Weeping may remain for a night, but rejoicing comes in the morning. (Psalm 30:5b)
Today I bought the last Christmas card I’m ever going to
give my mom. It was a bittersweet moment, standing in the greeting card isle
trying to find a card that expresses how much that woman means to me in a
not-too-wordy message that she will be able to read and at the same time, trying
not to let it get me down. Everything I do for my mother these days have a
melancholy shadow surrounding it. After surviving the sudden death of my son, I
thought that knowing beforehand and having some time to get used to the idea would
make it easier but I was mistaken. Losing someone you love hurts whether its
quickly all at once or piece by piece over time. What makes it all the harder
is that all of my life, Mom was always the person I went to when life got hard.
I’m losing my mother and my support all at the same time.

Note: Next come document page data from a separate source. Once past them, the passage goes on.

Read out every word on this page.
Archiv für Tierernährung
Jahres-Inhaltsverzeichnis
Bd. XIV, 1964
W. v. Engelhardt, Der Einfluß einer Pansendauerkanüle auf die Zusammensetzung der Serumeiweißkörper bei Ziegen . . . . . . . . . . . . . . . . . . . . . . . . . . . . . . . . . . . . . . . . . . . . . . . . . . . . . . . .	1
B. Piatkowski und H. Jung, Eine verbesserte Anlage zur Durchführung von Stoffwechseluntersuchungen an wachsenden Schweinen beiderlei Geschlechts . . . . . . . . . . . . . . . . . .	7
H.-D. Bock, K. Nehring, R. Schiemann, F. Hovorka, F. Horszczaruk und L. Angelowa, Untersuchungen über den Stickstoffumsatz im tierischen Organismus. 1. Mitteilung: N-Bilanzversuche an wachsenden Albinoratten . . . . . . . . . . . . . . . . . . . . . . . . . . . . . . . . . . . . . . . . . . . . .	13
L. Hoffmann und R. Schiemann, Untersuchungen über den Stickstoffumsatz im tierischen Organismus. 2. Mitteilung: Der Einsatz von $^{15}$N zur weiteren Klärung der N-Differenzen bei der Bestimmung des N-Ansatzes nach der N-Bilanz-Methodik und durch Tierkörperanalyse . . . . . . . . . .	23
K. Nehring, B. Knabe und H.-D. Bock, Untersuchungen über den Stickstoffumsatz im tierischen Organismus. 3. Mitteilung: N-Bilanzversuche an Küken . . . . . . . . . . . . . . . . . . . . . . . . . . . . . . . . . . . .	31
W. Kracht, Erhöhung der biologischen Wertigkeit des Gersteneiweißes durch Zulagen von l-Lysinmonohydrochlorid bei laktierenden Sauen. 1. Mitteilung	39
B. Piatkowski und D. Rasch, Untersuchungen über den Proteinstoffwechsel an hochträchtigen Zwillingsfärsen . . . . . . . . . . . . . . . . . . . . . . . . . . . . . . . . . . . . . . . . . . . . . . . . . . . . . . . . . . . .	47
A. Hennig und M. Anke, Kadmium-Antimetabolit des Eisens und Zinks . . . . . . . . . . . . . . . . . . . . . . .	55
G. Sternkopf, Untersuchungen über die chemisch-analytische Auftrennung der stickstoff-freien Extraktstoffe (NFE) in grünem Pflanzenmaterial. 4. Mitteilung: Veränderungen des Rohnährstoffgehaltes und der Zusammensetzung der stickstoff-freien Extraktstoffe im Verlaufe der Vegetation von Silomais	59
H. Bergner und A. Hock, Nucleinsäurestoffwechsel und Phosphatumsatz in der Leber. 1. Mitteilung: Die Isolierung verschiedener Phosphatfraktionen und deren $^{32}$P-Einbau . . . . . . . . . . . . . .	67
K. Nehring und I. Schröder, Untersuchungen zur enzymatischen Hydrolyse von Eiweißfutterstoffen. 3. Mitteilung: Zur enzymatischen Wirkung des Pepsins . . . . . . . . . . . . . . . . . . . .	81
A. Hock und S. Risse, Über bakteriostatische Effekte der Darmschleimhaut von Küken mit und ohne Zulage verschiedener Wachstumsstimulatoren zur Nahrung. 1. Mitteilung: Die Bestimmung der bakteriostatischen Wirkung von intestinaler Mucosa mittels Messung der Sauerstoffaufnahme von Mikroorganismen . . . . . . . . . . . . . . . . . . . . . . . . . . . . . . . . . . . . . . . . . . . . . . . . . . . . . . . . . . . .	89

What keeps the despair at bay is the knowledge that God is
with me through it all, even if I don’t feel him. Even if, in my pain, I’m too
numb or apathetic to seek his presence. It would be easy to feel completely
lost and defeated and wallow in the emptiness of my grief and maybe sometimes I
do. But when I look back on the broken, damaged person I was and how God has
changed and healed my life and my heart, I have confidence that one day I will look
back on this moment and be able to see clearly where God was and how he held
the pieces of my heart together in his loving hands. He’s proven to me repeatedly
over the last quarter century that he is trustworthy and he will not abandon me
so I’m just going to lean into the God who has proven his faithfulness to me
and hope he holds me together through this dark night.